30 September 2025
According to the Vietnam News Service, the State Bank of Vietnam (SBV) has finalized a draft framework for mobile money regulation and is currently soliciting feedback from service providers, banks, and relevant stakeholders.
A key aspect of the proposed framework is a tenfold increase in transaction caps. The monthly limit for withdrawals, transfers, and payments is set to rise from VND10 million to VND100 million per account. For essential services such as electricity, water, tuition, hospital bills, and social insurance, the payment cap would increase to VND200 million, facilitating larger transactions and broader financial inclusion.
Since its pilot launch in 2021, the mobile money service has seen rapid growth, with over 10.2 million registered users as of 2024 — 72% of whom reside in rural or remote areas. The service is accessible at more than 11,800 locations and is accepted by nearly 276,000 business units for payments related to utilities, education, telecoms, and government services. In 2024 alone, the platform processed approximately 193.9 million transactions valued at over VND6.4 trillion.

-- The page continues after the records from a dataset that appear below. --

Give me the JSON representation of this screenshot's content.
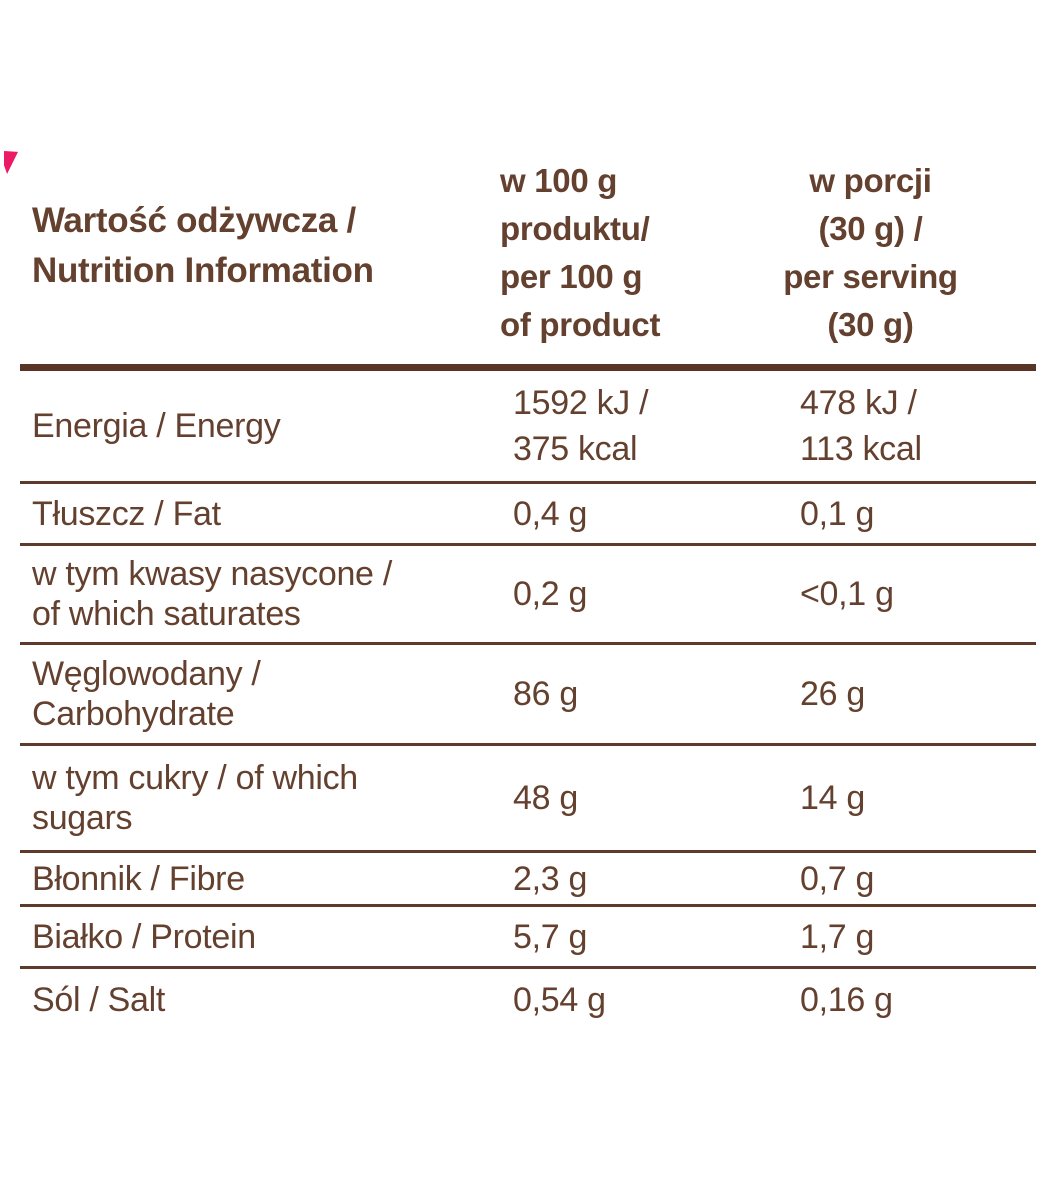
{
  "colors": {
    "text_brown": "#64402f",
    "rule_brown": "#5d3a2a",
    "thick_rule_brown": "#5a3526",
    "accent_pink": "#ec1a64",
    "background": "#ffffff"
  },
  "table": {
    "header": {
      "title": "Wartość odżywcza /\nNutrition Information",
      "col_per_100g": "w 100 g\nproduktu/\nper 100 g\nof product",
      "col_per_serving": "w porcji\n(30 g) /\nper serving\n(30 g)"
    },
    "rows": [
      {
        "label": "Energia / Energy",
        "per_100g": "1592 kJ /\n375 kcal",
        "per_serving": "478 kJ /\n113 kcal"
      },
      {
        "label": "Tłuszcz / Fat",
        "per_100g": "0,4 g",
        "per_serving": "0,1 g"
      },
      {
        "label": "w tym kwasy nasycone /\nof which saturates",
        "per_100g": "0,2 g",
        "per_serving": "<0,1 g"
      },
      {
        "label": "Węglowodany /\nCarbohydrate",
        "per_100g": "86 g",
        "per_serving": "26 g"
      },
      {
        "label": "w tym cukry / of which\nsugars",
        "per_100g": "48 g",
        "per_serving": "14 g"
      },
      {
        "label": "Błonnik / Fibre",
        "per_100g": "2,3 g",
        "per_serving": "0,7 g"
      },
      {
        "label": "Białko / Protein",
        "per_100g": "5,7 g",
        "per_serving": "1,7 g"
      },
      {
        "label": "Sól / Salt",
        "per_100g": "0,54 g",
        "per_serving": "0,16 g"
      }
    ]
  }
}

However, despite widespread usage, businesses have been hesitant to fully adopt mobile money payments, citing the existing transaction limits as a barrier to practical, everyday use. The current pilot framework’s restrictions have limited the service’s full potential. To address this, the SBV aims to establish a formal legal framework via a decree, providing a clear regulatory environment that will encourage broader adoption and operational stability for service providers.
This move aims to accelerate Vietnam’s digital financial inclusion, enabling users and businesses to perform larger transactions securely and conveniently, ultimately fostering a more robust digital economy.